A Montreal woman plans to take eight major retailers to court in a proposed class action lawsuit for allegedly charging women more for hygiene products than men, despite the fact that some products have identical ingredients.

The so-called “pink tax” –- a consumer phenomenon in which women pay more than men for the same products -- has been widely reported on. Analysis from data mining company Parsehub found that women pay on average 43 per cent more than men for 3,000 products surveyed.

Aviva Maxwell, a mother of three, said she first noticed the “pink tax” while shopping for deodorant with her brother. She said she found that a brand of men’s deodorant was larger than the equivalent women’s product, but both products were sold for the same price.

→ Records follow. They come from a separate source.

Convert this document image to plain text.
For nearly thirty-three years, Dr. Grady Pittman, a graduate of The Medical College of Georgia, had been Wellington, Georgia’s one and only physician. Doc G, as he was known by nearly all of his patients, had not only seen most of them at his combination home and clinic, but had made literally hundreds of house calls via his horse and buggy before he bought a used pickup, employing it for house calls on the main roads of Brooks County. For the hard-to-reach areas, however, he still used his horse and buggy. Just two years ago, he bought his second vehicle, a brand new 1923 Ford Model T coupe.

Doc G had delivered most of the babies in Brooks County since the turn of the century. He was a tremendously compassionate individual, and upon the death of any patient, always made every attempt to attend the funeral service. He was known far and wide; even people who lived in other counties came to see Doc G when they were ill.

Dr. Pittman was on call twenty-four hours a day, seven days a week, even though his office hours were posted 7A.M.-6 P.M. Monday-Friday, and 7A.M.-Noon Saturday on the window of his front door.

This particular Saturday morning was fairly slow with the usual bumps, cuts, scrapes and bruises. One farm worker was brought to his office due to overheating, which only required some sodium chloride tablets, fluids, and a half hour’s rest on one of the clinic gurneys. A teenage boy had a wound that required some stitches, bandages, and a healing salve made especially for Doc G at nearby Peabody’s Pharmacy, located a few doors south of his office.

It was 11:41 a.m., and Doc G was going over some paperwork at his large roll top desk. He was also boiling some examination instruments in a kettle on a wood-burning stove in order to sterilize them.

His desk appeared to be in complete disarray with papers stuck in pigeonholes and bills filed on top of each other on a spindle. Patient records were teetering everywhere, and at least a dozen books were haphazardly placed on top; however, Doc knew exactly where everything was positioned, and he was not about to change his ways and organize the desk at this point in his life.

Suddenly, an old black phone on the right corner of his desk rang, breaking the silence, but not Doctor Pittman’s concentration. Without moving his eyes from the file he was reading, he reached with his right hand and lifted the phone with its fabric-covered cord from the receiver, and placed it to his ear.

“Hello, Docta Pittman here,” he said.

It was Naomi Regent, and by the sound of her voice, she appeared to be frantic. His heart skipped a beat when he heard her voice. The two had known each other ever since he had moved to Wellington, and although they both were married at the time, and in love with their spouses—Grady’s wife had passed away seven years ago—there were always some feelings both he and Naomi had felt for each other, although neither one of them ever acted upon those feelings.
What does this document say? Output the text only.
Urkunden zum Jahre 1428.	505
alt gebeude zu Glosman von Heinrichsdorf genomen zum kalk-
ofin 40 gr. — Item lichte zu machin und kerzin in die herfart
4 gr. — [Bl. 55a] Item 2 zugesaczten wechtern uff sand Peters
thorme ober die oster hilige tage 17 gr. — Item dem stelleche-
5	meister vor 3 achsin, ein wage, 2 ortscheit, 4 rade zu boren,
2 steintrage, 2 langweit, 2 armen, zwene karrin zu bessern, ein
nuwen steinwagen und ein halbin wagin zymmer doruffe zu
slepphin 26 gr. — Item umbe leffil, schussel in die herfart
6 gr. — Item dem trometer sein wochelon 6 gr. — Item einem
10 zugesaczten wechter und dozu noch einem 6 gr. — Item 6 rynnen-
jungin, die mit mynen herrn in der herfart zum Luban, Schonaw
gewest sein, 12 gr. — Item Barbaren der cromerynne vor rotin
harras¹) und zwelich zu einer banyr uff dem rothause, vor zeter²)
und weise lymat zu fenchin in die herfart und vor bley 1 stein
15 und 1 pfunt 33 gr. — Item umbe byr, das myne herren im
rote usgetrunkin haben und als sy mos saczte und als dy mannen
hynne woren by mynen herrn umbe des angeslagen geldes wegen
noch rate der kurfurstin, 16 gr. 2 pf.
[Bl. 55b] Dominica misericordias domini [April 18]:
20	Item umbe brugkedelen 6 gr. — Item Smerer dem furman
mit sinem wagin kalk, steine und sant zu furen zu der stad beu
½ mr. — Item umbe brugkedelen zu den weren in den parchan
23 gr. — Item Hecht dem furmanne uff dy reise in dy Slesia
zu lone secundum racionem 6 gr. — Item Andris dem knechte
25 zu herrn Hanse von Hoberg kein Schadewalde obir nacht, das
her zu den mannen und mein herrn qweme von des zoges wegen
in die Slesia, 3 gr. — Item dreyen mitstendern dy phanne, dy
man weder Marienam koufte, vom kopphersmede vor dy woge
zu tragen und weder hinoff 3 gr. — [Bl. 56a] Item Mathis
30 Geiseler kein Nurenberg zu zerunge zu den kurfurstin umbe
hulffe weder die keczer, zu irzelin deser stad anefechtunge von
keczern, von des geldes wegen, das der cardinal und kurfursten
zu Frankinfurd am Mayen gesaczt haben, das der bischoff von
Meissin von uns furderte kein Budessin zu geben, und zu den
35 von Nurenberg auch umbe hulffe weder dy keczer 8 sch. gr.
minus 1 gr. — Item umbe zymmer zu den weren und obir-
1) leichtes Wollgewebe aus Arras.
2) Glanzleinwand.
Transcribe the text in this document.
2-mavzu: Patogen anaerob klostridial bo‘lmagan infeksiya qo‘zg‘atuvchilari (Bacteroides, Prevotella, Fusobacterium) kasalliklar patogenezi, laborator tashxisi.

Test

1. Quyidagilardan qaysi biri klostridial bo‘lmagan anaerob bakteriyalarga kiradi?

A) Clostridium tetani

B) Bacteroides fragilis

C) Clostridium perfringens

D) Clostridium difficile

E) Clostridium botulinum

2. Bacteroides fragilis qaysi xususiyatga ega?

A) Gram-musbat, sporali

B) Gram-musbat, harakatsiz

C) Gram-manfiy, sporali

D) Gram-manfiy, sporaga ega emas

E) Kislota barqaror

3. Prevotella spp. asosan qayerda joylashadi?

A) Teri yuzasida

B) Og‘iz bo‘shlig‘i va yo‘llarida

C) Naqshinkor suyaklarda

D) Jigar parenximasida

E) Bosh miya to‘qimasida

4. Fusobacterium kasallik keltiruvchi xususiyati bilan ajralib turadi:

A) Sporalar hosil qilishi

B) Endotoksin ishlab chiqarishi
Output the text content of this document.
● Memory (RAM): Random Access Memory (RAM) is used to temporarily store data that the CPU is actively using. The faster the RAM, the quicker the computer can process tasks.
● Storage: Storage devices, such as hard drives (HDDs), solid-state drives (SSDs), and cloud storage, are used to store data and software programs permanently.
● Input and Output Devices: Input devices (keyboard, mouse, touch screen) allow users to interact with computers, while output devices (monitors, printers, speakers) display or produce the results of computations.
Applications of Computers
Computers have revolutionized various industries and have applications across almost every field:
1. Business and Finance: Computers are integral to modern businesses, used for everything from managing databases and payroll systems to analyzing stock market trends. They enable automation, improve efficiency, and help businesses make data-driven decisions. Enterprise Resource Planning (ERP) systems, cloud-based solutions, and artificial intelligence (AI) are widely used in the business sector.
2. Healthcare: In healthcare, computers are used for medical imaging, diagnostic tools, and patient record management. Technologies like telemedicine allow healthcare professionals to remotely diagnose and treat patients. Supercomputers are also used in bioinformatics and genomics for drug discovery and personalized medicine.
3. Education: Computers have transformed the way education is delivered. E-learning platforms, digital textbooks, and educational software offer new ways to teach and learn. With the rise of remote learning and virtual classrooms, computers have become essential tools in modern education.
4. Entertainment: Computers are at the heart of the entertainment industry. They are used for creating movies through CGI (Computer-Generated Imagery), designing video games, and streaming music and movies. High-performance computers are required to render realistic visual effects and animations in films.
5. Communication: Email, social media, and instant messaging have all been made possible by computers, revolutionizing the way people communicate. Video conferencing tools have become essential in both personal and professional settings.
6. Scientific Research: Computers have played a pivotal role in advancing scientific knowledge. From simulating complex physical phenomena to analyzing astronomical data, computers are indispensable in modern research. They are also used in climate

“I'm paying almost twice as much as he is,” Maxwell told CTV News.

Maxwell learned more about the alleged discrepancies and was so upset that she sought legal representation. On Tuesday, lawyers filed a motion with the Quebec Superior Court to launch a class action against eight Quebec corporations.

“What we're alleging is there is discrimination between pricing for products destined for women and products destined for men,” said Michael Simkin, a lawyer representing Maxwell.

The lawsuit is asking for $100 in damages and compensation per claim. In a statement, the law firm alleged that the potential damages could be worth more than $100 million.

The court has yet to make the motion an official class action case, and no other parties are involved yet. It could take many months before the court determines how the action will unfold.

None of the companies named in the action nor the Retail Council of Canada commented on the case to CTV News.

Business experts say that, even though there is a perception of gender bias, consumers shouldn’t expect the eight retailers to give in.

“The exact same thing for women is very often more expensive because women for a lot of those products are not buying as much as men are … this is the case for deodorant, this is certainly the case for razors,” said Jacques Nantel, a marketing professor with HEC Montreal.

“Because you don't have the same volume of sale, the cost per product has to be pushed up.”